Acetylsalicylic acid does not affect the pharmacokinetics of pemetrexed when administered at low and moderate doses (325 mg every 6 hours). The effect of high doses of acetylsalicylic acid on the pharmacokinetics of pemetrexed has not been studied. Ibuprofen 400 mg 4 times a day with normal kidney function reduces clearance of pemetrexed by 20% and increases AUC by 20%; possible a parallel application with normal kidney function (creatinine clearance more than 80 ml / min). In case of unexplained or moderate renal failure (creatinine clearance 45-79 ml / min) should be combined with caution. The effect of high doses of ibuprofen on the pharmacokinetics of pemetrexed has not been studied.
Nephrotoxic agents [aldesleukin, aminoglycosides (for parenteral or topical application to the damaged mucosa), amphotericin B (for parenteral administration), paracetamol (in high doses), paracetamol in combination with acetylsalicylic acid or other salicylates (with prolonged high-dosage therapy), acyclovir (for parenteral administration), bacitracin (for parenteral administration), vancomycin (for parenteral administration), deferoxamine (with prolonged use), ifosfamide, capreomycin, carmustine, methotrexate (in high doses), methoxyflurane, sodium calcium edetate (in high doses), neomycin (ingestion), non-steroidal anti-inflammatory drugs, oxaliplatinum, gold preparations, lithium preparations, pamidronic acid, penicillamine, pentamidine, polymyxins (for parenteral use), radiocontrast iodine-containing water-soluble drugs (for intravascular administration), rifampicin, means for cholecystography taken internally, streptozocin, a combination of sulfamethoxazole and trimethoprim, sulfonamides (for systemic administration), tacrolimus, tetracyclines (with the exception of doxycycline and minocycline), tretinoin, phenacetin, sodium foscarnet, ciprofloxacin, cisplatin, cyclosporin] - pemetrexed mainly excreted by the kidneys through glomerular filtration and tubular secretion; when used concomitantly with nephrotoxic agents, its clearance may be slowed.

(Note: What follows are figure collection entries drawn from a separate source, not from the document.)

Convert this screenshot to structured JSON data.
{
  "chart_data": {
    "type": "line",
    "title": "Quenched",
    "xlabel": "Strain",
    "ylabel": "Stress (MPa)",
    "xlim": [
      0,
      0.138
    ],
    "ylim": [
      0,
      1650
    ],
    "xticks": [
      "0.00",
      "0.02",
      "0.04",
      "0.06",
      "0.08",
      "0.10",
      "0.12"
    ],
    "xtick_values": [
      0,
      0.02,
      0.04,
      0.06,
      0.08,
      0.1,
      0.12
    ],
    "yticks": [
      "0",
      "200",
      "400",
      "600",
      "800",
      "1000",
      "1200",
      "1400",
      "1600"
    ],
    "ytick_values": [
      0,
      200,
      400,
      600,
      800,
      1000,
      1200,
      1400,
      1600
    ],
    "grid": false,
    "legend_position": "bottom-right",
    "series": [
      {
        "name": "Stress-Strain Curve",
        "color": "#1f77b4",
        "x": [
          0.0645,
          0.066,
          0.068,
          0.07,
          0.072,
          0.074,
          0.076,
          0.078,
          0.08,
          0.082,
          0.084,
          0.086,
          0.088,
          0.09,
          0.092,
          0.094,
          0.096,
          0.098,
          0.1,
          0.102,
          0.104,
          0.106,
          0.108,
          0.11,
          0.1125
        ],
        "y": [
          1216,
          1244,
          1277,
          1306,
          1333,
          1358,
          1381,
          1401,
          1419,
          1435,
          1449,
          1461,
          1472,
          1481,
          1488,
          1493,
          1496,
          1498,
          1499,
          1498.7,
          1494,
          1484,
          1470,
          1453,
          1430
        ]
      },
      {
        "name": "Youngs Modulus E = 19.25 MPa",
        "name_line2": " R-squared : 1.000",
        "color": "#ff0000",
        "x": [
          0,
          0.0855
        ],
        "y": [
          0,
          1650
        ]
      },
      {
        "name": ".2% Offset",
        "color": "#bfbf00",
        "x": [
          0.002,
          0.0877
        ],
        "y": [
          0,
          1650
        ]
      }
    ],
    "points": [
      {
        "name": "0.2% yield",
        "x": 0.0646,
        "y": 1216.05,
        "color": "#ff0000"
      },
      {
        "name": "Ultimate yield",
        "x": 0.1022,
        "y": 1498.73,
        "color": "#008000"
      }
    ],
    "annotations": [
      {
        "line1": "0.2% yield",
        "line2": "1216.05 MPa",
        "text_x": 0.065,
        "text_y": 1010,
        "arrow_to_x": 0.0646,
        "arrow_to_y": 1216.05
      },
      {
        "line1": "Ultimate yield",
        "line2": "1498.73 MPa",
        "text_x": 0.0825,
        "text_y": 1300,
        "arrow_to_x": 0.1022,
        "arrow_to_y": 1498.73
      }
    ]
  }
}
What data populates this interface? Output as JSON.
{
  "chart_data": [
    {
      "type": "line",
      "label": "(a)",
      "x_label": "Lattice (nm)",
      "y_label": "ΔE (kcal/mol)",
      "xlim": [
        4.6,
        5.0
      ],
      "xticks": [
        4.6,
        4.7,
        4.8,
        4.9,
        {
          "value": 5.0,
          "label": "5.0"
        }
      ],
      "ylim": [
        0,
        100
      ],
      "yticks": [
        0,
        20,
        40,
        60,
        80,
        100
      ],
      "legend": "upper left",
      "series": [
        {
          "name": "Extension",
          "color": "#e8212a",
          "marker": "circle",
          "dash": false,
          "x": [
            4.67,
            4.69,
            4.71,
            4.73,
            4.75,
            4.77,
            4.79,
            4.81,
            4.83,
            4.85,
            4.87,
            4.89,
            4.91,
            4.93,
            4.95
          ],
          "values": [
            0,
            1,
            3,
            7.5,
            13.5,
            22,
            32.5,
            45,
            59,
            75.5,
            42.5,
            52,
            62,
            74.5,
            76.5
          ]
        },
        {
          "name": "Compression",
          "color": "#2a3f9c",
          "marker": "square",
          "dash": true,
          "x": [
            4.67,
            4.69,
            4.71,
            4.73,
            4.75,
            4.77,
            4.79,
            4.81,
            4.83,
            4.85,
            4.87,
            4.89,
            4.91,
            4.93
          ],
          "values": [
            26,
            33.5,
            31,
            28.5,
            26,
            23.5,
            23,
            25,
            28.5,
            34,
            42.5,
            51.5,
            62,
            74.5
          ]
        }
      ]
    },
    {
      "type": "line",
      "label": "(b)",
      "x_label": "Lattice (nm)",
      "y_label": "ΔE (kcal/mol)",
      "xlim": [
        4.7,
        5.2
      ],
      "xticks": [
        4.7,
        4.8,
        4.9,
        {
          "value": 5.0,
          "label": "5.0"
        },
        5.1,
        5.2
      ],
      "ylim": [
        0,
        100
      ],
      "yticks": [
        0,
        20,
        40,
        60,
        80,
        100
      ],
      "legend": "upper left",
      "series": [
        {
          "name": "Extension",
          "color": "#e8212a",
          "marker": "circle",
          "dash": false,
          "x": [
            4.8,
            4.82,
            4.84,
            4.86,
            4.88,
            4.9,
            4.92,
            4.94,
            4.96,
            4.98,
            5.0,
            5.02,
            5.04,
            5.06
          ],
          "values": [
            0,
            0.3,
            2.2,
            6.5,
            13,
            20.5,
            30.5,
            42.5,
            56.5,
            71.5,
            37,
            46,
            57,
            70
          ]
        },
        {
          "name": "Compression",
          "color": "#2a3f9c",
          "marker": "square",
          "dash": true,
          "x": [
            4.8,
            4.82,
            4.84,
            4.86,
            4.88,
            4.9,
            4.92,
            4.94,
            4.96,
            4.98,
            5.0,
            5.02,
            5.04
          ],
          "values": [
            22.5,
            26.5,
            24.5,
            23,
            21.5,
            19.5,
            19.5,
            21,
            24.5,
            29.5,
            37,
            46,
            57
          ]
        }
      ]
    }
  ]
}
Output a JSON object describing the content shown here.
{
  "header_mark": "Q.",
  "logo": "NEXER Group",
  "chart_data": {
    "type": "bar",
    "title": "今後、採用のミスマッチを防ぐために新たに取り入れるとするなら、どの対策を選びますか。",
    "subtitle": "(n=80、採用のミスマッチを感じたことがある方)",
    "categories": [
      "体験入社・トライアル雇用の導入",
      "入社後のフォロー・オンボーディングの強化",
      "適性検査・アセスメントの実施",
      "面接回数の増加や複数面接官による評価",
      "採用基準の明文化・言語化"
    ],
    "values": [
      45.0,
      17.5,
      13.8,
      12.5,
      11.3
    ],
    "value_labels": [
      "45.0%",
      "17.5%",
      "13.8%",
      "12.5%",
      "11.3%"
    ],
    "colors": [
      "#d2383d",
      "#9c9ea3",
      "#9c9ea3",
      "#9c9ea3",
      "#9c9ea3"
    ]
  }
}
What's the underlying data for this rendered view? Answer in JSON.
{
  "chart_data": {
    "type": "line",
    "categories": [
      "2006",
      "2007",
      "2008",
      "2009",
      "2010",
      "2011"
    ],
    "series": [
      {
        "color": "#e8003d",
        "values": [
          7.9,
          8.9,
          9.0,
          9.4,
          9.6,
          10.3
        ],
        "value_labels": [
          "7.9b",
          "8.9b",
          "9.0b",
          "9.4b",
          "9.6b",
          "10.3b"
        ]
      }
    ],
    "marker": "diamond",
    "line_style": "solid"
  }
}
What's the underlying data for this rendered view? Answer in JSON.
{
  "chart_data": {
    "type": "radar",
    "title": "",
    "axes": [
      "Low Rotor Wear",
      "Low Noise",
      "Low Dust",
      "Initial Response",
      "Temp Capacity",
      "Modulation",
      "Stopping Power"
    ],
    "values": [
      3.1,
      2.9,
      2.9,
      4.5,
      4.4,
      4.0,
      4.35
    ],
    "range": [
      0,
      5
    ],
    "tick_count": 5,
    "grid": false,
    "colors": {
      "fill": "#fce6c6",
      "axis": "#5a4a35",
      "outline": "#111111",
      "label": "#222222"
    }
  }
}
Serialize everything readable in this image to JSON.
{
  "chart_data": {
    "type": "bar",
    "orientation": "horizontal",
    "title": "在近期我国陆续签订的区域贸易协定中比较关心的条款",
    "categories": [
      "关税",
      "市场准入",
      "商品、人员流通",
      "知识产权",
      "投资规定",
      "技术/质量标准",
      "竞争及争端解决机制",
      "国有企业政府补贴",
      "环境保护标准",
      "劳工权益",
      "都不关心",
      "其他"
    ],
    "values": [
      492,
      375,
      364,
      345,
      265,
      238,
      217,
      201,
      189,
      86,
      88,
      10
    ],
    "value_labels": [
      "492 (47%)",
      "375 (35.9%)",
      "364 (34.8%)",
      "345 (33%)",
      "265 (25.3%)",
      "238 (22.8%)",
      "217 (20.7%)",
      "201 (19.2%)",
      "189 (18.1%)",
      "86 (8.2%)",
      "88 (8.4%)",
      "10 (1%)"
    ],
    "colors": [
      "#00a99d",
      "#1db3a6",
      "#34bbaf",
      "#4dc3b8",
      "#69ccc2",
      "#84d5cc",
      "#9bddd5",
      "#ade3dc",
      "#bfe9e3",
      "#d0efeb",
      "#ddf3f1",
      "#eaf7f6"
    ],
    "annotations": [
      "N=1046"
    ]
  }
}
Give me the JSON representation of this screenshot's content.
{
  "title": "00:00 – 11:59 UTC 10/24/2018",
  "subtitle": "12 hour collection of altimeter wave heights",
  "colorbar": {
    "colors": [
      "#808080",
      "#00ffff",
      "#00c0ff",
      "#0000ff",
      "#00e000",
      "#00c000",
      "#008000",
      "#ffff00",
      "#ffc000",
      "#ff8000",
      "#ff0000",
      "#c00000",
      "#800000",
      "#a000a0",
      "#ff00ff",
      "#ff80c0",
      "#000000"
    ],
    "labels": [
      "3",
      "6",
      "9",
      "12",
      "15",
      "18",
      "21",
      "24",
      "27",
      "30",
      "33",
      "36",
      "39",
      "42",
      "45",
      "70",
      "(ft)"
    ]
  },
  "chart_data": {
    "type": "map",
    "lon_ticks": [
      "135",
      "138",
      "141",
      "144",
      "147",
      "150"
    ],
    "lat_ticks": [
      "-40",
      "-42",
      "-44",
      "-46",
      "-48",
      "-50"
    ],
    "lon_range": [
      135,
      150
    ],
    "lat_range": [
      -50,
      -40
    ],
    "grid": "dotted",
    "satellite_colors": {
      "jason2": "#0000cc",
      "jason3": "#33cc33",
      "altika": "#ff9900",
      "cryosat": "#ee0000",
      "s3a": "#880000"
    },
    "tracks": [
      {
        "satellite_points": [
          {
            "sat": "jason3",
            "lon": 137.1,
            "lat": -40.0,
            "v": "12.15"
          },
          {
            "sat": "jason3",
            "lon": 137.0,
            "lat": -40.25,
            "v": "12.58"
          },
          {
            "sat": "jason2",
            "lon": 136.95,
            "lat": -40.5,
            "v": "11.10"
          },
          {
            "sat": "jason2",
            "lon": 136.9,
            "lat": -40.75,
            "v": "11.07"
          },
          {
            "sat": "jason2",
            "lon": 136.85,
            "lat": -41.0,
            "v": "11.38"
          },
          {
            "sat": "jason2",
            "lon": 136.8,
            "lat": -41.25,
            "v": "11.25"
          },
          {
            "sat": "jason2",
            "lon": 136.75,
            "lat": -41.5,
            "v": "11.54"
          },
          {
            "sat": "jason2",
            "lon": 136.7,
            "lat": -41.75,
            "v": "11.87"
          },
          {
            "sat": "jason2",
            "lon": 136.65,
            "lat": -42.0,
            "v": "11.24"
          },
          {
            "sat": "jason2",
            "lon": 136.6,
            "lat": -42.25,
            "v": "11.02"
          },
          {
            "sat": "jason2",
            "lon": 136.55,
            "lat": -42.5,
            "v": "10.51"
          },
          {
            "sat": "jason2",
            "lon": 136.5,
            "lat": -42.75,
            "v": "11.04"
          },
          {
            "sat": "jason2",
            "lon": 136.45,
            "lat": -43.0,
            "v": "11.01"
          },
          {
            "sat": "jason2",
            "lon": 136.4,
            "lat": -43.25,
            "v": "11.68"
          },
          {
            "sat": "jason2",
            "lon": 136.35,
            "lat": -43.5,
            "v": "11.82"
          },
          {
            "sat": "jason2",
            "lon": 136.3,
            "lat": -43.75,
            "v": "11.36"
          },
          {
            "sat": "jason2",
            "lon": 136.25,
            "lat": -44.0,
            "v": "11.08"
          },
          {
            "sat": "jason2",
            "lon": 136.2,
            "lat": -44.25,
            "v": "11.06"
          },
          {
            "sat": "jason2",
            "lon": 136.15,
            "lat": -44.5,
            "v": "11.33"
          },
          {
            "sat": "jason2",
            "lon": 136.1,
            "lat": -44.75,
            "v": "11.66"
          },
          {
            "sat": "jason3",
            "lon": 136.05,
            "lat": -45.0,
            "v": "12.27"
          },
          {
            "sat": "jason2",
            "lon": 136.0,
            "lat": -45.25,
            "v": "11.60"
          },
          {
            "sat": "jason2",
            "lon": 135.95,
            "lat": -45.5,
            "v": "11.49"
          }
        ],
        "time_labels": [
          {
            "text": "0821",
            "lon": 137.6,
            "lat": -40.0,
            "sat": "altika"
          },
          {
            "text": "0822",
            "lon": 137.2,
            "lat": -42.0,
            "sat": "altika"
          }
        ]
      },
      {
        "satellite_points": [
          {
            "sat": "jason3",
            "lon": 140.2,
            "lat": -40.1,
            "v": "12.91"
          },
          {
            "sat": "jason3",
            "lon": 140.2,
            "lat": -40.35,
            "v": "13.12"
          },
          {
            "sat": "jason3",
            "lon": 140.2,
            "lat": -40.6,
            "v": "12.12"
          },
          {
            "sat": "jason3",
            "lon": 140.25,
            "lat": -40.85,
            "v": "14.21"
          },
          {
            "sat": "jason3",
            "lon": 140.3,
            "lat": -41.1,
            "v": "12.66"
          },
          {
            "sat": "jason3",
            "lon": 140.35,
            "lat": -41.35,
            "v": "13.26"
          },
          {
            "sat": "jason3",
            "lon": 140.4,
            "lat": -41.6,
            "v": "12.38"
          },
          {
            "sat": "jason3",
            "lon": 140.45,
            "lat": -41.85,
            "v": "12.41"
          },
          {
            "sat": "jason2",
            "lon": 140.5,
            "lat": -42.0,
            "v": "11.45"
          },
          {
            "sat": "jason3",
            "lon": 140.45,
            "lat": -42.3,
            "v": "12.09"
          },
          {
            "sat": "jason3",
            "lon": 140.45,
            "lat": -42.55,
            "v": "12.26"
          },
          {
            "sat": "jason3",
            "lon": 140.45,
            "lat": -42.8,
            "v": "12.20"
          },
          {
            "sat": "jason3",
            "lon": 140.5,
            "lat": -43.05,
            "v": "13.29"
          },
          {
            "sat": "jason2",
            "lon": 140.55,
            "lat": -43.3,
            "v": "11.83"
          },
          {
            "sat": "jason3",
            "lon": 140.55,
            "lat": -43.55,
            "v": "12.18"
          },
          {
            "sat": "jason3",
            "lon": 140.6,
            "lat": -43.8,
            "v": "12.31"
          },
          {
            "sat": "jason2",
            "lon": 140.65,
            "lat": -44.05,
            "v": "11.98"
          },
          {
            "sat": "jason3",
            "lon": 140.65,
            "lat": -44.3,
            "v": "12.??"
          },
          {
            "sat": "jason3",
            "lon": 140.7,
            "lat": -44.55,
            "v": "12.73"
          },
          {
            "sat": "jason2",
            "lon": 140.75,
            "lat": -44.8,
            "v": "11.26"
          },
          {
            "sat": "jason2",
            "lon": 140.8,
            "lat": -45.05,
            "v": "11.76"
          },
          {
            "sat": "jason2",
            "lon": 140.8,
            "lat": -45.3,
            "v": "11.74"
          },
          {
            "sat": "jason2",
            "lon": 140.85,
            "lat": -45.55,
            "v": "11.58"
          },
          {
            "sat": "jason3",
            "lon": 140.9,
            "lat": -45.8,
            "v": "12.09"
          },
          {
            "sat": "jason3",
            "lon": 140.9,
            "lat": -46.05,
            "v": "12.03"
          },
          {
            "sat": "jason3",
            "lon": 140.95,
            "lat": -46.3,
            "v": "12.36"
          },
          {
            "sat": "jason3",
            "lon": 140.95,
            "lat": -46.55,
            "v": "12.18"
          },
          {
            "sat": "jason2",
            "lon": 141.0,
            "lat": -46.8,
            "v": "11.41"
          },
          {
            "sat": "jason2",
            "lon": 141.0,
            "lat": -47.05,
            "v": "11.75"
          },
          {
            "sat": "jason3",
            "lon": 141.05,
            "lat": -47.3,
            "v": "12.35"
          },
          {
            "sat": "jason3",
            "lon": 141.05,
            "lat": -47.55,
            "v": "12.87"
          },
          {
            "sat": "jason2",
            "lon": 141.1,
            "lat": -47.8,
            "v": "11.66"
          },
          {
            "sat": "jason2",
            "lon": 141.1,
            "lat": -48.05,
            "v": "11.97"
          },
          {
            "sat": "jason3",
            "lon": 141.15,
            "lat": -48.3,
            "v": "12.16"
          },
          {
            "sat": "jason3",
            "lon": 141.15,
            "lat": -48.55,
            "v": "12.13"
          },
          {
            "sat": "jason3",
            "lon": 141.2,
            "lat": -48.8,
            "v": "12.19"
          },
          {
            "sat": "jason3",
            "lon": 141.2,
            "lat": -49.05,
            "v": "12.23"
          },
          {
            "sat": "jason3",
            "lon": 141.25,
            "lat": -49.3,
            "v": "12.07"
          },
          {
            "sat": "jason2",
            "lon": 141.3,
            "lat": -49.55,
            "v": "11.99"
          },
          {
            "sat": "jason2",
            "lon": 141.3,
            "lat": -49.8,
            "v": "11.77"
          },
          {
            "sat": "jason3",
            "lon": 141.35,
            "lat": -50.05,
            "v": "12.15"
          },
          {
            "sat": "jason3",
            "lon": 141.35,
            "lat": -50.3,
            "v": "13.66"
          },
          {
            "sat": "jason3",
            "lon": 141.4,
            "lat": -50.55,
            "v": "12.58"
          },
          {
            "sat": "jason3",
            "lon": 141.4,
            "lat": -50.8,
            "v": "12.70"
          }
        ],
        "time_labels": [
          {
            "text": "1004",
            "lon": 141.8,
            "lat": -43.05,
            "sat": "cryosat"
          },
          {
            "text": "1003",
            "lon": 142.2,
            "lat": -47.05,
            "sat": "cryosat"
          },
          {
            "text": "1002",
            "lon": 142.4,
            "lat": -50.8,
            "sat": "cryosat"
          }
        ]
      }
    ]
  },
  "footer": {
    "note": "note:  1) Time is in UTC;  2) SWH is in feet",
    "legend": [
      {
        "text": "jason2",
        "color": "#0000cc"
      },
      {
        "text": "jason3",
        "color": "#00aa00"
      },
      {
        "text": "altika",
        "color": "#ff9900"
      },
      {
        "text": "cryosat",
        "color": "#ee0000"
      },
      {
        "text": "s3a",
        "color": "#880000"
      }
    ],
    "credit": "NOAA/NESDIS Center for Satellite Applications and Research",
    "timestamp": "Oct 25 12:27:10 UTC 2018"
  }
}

It is necessary to abolish non-steroidal anti-inflammatory drugs with a short half-life in patients with unexplained or moderate renal insufficiency 2 days before the administration of pemetrexed and prescribe them again no earlier than 2 days after its administration. The interaction of non-steroidal anti-inflammatory drugs with a long half-life and pemetrexed has not been studied. It is recommended to cancel them 5 days before the introduction of pemetrexed and resume treatment no earlier than 2 days after its application. If parallel therapy is necessary, careful monitoring of side effects, especially myelosuppression, nephro- and gastrointestinal toxicity, is carried out.
Pharmacokinetics of pemetrexed does not change with simultaneous ingestion of folic acid, intramuscular injection of cyanocobalamin, and also with the introduction of cisplatin. Pemetrexed does not change the overall clearance of platinum preparations.
Drugs excreted via tubular secretion can slow the clearance of pemetrexed in parallel use.
In vitro pemetrexed minimally interacts with drugs metabolized by cytochrome P450 (3A, 2D6, 2C9, 1A2).
Chemically incompatible with solvents containing Ca2 +, including solutions with Ringer and Ringer lactate.
Do not mix with solutions of other medicines.